Using Python to access the EIDR registry with EIDR REST APIs

Hitesh Pau
7 min readAug 14, 2020

What is EIDR

EIDR is a universal unique identifier system for movie and television assets. From top level franchises, titles, edits, and collections, to series, seasons, episodes, and clips — EIDR provides global unique identifiers for the entire range of singular and serial audiovisual object types that are relevant to both commercial and non-commercial works

You can learn more at https://eidr.org/

EIDR Rest APIs

The EIDR system provides various services using a REST-based interface in combination with HTTP 1.1 (see RFC 2616).

Here is the link to the EIDR Rest API document

Note: Public services do not necessarily mean open access. Ingesting or registering data into EIDR is controlled while reading data from EIDR is generally not restricted.

Using Python to access EIDR Registry using EIDR REST API

Pre-requisites

  1. You have Python installed.
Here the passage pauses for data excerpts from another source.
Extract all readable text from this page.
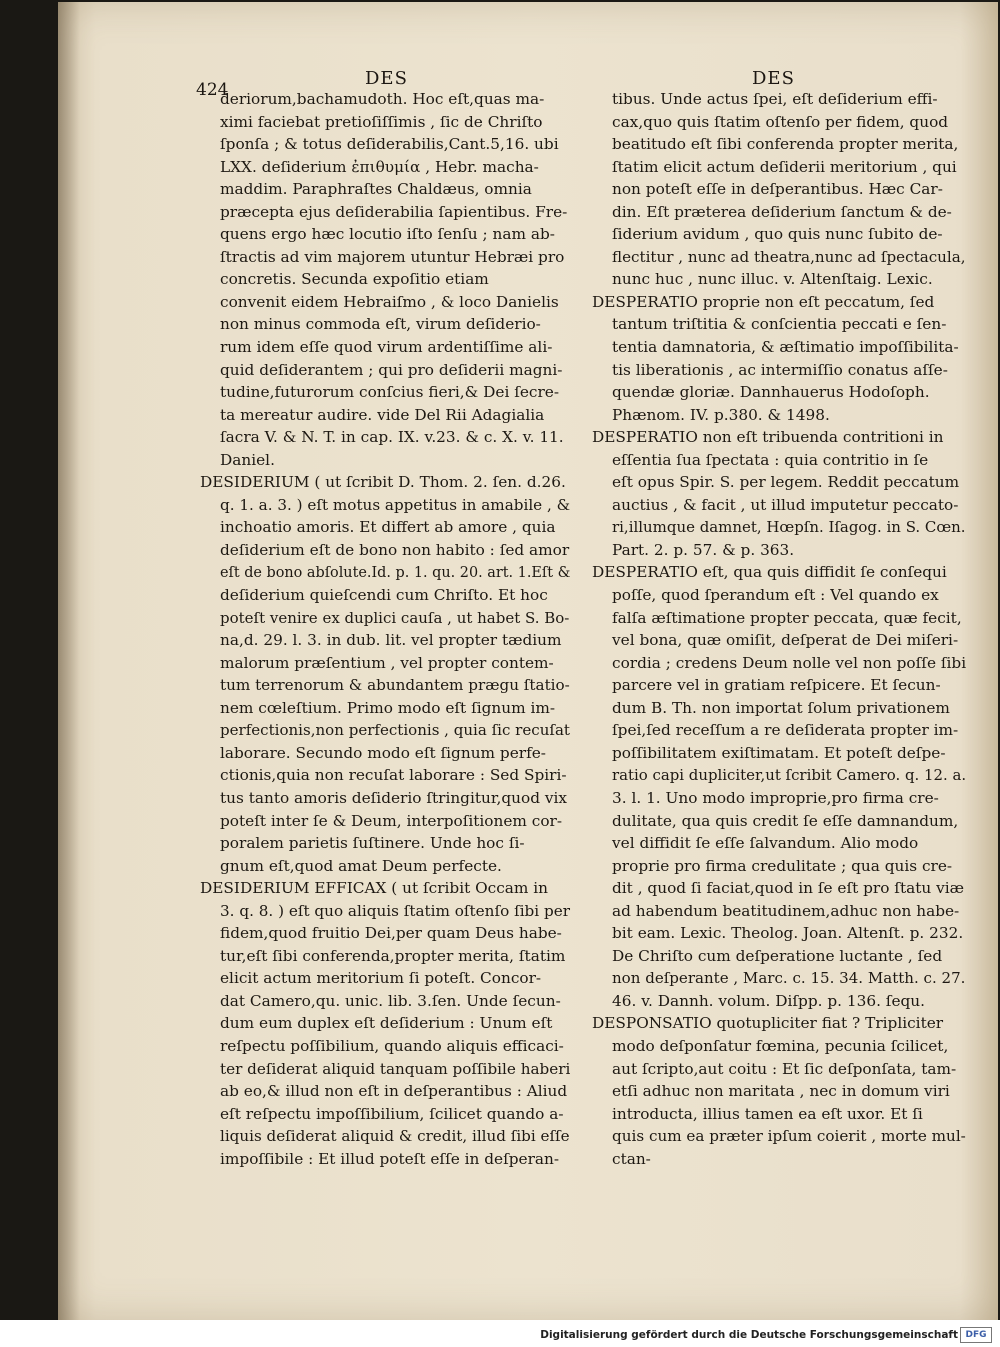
DES	DES
424
deriorum,bachamudoth. Hoc eſt,quas ma-
ximi faciebat pretioſiſſimis , ſic de Chriſto
ſponſa ; & totus deſiderabilis,Cant.5,16. ubi
LXX. deſiderium ἐπιθυμία , Hebr. macha-
maddim. Paraphraſtes Chaldæus, omnia
præcepta ejus deſiderabilia ſapientibus. Fre-
quens ergo hæc locutio iſto ſenſu ; nam ab-
ſtractis ad vim majorem utuntur Hebræi pro
concretis. Secunda expoſitio etiam
convenit eidem Hebraiſmo , & loco Danielis
non minus commoda eſt, virum deſiderio-
rum idem eſſe quod virum ardentiſſime ali-
quid deſiderantem ; qui pro deſiderii magni-
tudine,futurorum conſcius fieri,& Dei ſecre-
ta mereatur audire. vide Del Rii Adagialia
ſacra V. & N. T. in cap. IX. v.23. & c. X. v. 11.
Daniel.
DESIDERIUM ( ut ſcribit D. Thom. 2. ſen. d.26.
q. 1. a. 3. ) eſt motus appetitus in amabile , &
inchoatio amoris. Et differt ab amore , quia
deſiderium eſt de bono non habito : ſed amor
eſt de bono abſolute.Id. p. 1. qu. 20. art. 1.Eſt &
deſiderium quieſcendi cum Chriſto. Et hoc
poteſt venire ex duplici cauſa , ut habet S. Bo-
na,d. 29. l. 3. in dub. lit. vel propter tædium
malorum præſentium , vel propter contem-
tum terrenorum & abundantem prægu ſtatio-
nem cœleſtium. Primo modo eſt ſignum im-
perfectionis,non perfectionis , quia ſic recuſat
laborare. Secundo modo eſt ſignum perfe-
ctionis,quia non recuſat laborare : Sed Spiri-
tus tanto amoris deſiderio ſtringitur,quod vix
poteſt inter ſe & Deum, interpoſitionem cor-
poralem parietis ſuſtinere. Unde hoc ſi-
gnum eſt,quod amat Deum perfecte.
DESIDERIUM EFFICAX ( ut ſcribit Occam in
3. q. 8. ) eſt quo aliquis ſtatim oſtenſo ſibi per
fidem,quod fruitio Dei,per quam Deus habe-
tur,eſt ſibi conferenda,propter merita, ſtatim
elicit actum meritorium ſi poteſt. Concor-
dat Camero,qu. unic. lib. 3.ſen. Unde ſecun-
dum eum duplex eſt deſiderium : Unum eſt
reſpectu poſſibilium, quando aliquis efficaci-
ter deſiderat aliquid tanquam poſſibile haberi
ab eo,& illud non eſt in deſperantibus : Aliud
eſt reſpectu impoſſibilium, ſcilicet quando a-
liquis deſiderat aliquid & credit, illud ſibi eſſe
impoſſibile : Et illud poteſt eſſe in deſperan-
tibus. Unde actus ſpei, eſt deſiderium effi-
cax,quo quis ſtatim oſtenſo per fidem, quod
beatitudo eſt ſibi conferenda propter merita,
ſtatim elicit actum deſiderii meritorium , qui
non poteſt eſſe in deſperantibus. Hæc Car-
din. Eſt præterea deſiderium ſanctum & de-
ſiderium avidum , quo quis nunc ſubito de-
flectitur , nunc ad theatra,nunc ad ſpectacula,
nunc huc , nunc illuc. v. Altenſtaig. Lexic.
DESPERATIO proprie non eſt peccatum, ſed
tantum triſtitia & conſcientia peccati e ſen-
tentia damnatoria, & æſtimatio impoſſibilita-
tis liberationis , ac intermiſſio conatus aſſe-
quendæ gloriæ. Dannhauerus Hodoſoph.
Phænom. IV. p.380. & 1498.
DESPERATIO non eſt tribuenda contritioni in
eſſentia ſua ſpectata : quia contritio in ſe
eſt opus Spir. S. per legem. Reddit peccatum
auctius , & facit , ut illud imputetur peccato-
ri,illumque damnet, Hœpſn. Iſagog. in S. Cœn.
Part. 2. p. 57. & p. 363.
DESPERATIO eſt, qua quis diffidit ſe conſequi
poſſe, quod ſperandum eſt : Vel quando ex
falſa æſtimatione propter peccata, quæ fecit,
vel bona, quæ omiſit, deſperat de Dei miſeri-
cordia ; credens Deum nolle vel non poſſe ſibi
parcere vel in gratiam reſpicere. Et ſecun-
dum B. Th. non importat ſolum privationem
ſpei,ſed receſſum a re deſiderata propter im-
poſſibilitatem exiſtimatam. Et poteſt deſpe-
ratio capi dupliciter,ut ſcribit Camero. q. 12. a.
3. l. 1. Uno modo improprie,pro firma cre-
dulitate, qua quis credit ſe eſſe damnandum,
vel diffidit ſe eſſe ſalvandum. Alio modo
proprie pro firma credulitate ; qua quis cre-
dit , quod ſi faciat,quod in ſe eſt pro ſtatu viæ
ad habendum beatitudinem,adhuc non habe-
bit eam. Lexic. Theolog. Joan. Altenſt. p. 232.
De Chriſto cum deſperatione luctante , ſed
non deſperante , Marc. c. 15. 34. Matth. c. 27.
46. v. Dannh. volum. Diſpp. p. 136. ſequ.
DESPONSATIO quotupliciter fiat ? Tripliciter
modo deſponſatur fœmina, pecunia ſcilicet,
aut ſcripto,aut coitu : Et ſic deſponſata, tam-
etſi adhuc non maritata , nec in domum viri
introducta, illius tamen ea eſt uxor. Et ſi
quis cum ea præter ipſum coierit , morte mul-
ctan-
Digitalisierung gefördert durch die Deutsche Forschungsgemeinschaft DFG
For this tutorial, we are using Python version 3.7.4. If not, you can download Python from https://www.python.org/ Please refer to Python documentation to install Python on your machine.
  2. You have a Text editor installed on your machine. There are many python friendly editor, which helps writing Python code easier.

For Mac, you can use SublimeText, Atom, TextWrangler

For Windows, you can use Notepad, Notepad++, SublimeText, Atom

3. You can also install Jupyter, which is a web-based interactive Python development environment. You can download from https://jupyter.org/

Assumption

  1. You know basic Python programming.
  2. You are a member of EIDR and have credentials to access EIDR Registry

Let’s get started…

First thing first, authentication and authorization to log into EIDR. Referring to section 2.1.2 of the EIDR REST API document (Page 8), we need to establish a connection with EIDR registry. To do so, let’s install the requests python packages -

pip install requests

Base64 and haslib packages are included in the Python installation.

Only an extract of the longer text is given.